North Korea suspected of supplying uranium to Libya
Evidence gathered by the UN atomic agency suggests North Korea was the source of nearly two tons of uranium to Libya as part of attempts by Colonel Gaddafi to build nuclear warheads, diplomats said today.
The diplomats, who spoke on condition of anonymity, cautioned that the investigation was not yet complete and other sources still could not be ruled out.
Still, they said evidence increasingly points to the secretive communist country, leading to fears that it could have supplied other nations with fuel, components and knowledge needed to build nuclear weapons.
The evidence also buttresses US claims that the North has a second, secret weapons program using uranium technology. North Korea has said it only has one nuclear weapons program, based on plutonium.
Pakistan, the key country implicated in a worldwide black market nuclear network, had been thought to be the source of the 1.7 metric tonnes of uranium hexafluoride handed over to the Americans in January as part of Libya’s voluntary decision to rid itself of weapons of mass destruction.
But “now, we believe that it might have been” North Korea who supplied the substance, said one of the diplomats. “It’s a definite possibility.”
The diplomat said the evidence from the Vienna-based International Atomic Energy Agency was based on interviews with members of the clandestine network headed by Abdul Qadeer Khan, the Pakistani scientist implicated in selling his country’s nuclear secrets to Libya, North Korea, Iran, and possibly other countries.
In its raw form, uranium hexafluoride cannot be used as nuclear fuel – or in warheads. But it is part of the enrichment cycle, using centrifuges to separate isotopes in the process that can make nuclear fuel – or warheads.
Libya had purchased hundreds of centrifuges as part of a multi-million-dollar enrichment program, with the Khan network as the main supplier.
One of the diplomats said that despite its size, the shipment thought to have come from North Korea would only have been enough to make one small nuclear weapon. When it came clean on its weapons ambitions in December, Libya was far away from achieving that goal.

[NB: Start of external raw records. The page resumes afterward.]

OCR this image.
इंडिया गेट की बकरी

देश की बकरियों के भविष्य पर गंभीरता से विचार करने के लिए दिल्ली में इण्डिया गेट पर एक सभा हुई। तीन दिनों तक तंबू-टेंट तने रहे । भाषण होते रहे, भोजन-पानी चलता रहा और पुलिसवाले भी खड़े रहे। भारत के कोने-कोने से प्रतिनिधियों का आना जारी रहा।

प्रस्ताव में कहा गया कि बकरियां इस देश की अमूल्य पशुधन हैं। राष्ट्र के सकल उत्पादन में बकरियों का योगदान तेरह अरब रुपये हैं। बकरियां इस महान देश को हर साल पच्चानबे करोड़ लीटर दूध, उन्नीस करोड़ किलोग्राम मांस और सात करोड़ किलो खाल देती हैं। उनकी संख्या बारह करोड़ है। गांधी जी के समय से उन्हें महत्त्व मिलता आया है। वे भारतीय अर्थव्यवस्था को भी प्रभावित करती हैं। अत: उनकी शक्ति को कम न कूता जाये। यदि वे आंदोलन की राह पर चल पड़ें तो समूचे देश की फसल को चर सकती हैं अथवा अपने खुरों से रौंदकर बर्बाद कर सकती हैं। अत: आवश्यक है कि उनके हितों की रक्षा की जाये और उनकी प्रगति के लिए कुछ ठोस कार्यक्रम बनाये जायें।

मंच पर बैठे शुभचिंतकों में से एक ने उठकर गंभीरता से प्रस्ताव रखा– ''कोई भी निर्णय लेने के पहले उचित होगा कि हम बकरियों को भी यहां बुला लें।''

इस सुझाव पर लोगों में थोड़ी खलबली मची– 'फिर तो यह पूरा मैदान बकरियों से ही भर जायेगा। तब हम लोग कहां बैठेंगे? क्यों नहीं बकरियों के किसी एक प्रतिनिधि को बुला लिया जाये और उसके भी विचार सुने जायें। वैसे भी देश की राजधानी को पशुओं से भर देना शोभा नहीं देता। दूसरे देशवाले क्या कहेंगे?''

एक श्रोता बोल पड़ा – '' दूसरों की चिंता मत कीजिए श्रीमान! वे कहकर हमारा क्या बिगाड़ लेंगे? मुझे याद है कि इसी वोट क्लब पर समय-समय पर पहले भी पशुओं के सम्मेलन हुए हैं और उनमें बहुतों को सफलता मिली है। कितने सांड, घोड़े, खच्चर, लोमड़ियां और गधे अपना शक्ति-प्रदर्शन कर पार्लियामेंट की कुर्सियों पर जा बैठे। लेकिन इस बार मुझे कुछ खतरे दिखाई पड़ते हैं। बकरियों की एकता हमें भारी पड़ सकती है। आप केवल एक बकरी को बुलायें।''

But the evidence adds credibility to US insistence that the North – which is demanding US economic aid and other concessions in exchange for scrapping its plutonium-based nuclear weapons program – has a parallel and secret program using uranium enrichment to make such arms.
Khan, the Pakistani nuclear scientist, has admitted that he provided North Korea with assistance for development of a uranium bomb, something the North Koreans deny
US officials believe North Korea already has one or two nuclear bombs and could make several more within months.